Still, even through the normal, humdrum procedures of my appointment, I couldn’t stop thinking about the risk my hygienist was taking simply by doing her job. The interaction needed for my work can be accomplished either on my cell phone or while I’m unsubtly trying to see if I have a double chin on Zoom. I am not required to get breathed on at any point. I try to minimize my outside interactions. I get takeout, but I don’t dine at restaurants. I go to the grocery store, but I limit my visits to once a week and suck it up when I forget something. Yet every day, this woman spends hours next to the gaping maws of strangers she has to trust are being careful, while invisible germs that could either kill her—or pass unnoticed and asymptomatically from her to other people—come right at her. At one point, I sighed, then felt guilty about breathing harder.

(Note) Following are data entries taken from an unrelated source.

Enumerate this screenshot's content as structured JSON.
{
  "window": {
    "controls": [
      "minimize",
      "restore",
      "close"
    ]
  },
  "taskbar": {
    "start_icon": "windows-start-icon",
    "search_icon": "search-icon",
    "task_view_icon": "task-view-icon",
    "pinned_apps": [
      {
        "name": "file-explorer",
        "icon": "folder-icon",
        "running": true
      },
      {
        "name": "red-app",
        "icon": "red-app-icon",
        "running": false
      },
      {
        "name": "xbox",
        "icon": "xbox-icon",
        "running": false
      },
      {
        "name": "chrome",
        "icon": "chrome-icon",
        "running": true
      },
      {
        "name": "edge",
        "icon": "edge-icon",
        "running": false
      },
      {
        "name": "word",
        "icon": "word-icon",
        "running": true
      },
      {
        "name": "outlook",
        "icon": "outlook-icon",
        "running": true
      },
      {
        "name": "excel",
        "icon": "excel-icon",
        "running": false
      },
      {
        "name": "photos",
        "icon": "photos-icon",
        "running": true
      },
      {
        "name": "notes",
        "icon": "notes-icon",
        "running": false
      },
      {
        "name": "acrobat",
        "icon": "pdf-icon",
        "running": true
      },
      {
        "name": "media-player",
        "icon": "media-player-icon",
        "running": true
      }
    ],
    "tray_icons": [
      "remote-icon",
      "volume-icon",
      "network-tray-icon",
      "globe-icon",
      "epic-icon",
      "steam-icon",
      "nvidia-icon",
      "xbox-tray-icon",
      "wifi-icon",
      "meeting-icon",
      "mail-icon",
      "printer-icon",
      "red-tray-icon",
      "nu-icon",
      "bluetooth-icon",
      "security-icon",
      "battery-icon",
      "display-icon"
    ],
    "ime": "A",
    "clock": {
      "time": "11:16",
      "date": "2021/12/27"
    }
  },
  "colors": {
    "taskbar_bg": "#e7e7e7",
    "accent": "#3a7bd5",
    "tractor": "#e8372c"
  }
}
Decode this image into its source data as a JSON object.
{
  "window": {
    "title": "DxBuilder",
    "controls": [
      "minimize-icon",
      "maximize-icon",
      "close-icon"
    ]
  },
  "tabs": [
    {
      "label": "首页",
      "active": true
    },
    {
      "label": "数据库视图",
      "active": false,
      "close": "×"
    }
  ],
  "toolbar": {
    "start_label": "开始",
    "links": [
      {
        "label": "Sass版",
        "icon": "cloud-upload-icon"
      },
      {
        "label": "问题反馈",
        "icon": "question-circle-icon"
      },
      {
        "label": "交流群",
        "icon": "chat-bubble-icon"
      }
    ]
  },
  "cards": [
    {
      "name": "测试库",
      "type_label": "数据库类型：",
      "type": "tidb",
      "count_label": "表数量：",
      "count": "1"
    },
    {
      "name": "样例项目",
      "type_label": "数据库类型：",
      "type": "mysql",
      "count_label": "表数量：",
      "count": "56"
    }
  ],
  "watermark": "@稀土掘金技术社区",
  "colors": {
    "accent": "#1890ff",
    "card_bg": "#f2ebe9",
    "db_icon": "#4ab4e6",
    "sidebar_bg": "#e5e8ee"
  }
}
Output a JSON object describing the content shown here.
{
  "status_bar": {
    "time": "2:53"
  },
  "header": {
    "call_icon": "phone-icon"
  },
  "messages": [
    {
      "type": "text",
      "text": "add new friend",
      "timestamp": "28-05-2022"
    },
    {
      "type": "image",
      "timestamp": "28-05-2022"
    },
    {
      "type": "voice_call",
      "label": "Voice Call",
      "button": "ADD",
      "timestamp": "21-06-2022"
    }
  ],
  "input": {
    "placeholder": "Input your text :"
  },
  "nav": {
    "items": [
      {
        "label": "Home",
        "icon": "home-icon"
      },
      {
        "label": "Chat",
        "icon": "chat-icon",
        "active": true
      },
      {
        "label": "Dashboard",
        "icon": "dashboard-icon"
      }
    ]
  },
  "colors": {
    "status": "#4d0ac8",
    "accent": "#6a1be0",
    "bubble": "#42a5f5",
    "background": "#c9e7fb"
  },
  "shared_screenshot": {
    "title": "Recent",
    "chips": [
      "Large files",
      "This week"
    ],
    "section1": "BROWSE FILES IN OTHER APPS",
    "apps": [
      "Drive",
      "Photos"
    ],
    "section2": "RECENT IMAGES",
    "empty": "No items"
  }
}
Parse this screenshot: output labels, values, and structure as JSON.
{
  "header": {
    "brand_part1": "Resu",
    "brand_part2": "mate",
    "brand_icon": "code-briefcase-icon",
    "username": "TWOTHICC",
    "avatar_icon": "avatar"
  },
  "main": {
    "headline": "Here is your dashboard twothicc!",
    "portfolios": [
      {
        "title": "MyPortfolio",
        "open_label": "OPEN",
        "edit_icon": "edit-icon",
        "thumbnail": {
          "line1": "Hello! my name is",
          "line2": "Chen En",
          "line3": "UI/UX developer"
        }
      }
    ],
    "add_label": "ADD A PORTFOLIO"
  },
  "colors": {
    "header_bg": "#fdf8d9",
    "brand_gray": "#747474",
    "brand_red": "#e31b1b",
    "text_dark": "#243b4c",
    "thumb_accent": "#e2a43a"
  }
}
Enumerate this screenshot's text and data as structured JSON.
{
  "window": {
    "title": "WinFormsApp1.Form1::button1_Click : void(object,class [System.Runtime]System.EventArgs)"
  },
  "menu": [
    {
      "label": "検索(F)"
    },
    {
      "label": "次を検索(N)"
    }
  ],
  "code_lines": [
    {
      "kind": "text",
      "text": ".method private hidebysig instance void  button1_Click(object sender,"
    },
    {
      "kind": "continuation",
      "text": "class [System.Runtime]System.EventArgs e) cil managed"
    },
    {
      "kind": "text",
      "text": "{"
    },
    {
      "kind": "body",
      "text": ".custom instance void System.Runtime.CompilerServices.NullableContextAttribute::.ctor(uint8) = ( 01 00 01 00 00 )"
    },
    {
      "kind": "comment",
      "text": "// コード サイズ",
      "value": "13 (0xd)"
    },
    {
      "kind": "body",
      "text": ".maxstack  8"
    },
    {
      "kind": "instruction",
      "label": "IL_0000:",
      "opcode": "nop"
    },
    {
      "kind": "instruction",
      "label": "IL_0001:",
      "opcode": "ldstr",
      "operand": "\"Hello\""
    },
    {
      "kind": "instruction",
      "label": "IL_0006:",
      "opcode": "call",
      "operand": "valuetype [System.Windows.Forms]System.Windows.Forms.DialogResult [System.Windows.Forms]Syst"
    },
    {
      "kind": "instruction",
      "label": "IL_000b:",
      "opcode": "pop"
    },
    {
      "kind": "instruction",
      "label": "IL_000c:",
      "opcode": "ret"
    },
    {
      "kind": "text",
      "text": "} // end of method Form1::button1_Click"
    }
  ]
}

I wanted to ask how she was feeling at that moment, but I knew my query was even less important than the one I had about the trashcan/air purifier. So I stayed quiet, but my mind, well, it never does. How does she feel about spending every day in close proximity to the open mouths of strangers? Does she think about the dangers she is facing while she’s poking my gums? Is she able to place all of these useless panicky thoughts into a tiny box and shut them away in her mind until she can consider them in the future? And, most important, can she give me lessons on how to do this? Please?

In the days following my appointment, I didn’t manifest any COVID-19 symptoms. The virus continued its spread outside my home, leaving me as trapped as ever, but with far cleaner teeth, which was at least a slight improvement. Life resumed its new-normal rhythm: a schedule of the exact same series of actions every single day of the week except on weekends, when I switch it up and stare at the TV instead of my computer screen. But now I face a new dilemma: Turns out the thin-gums comment wasn’t a compliment after all. On my way out the door, the hygienist handed me a referral for a periodontist.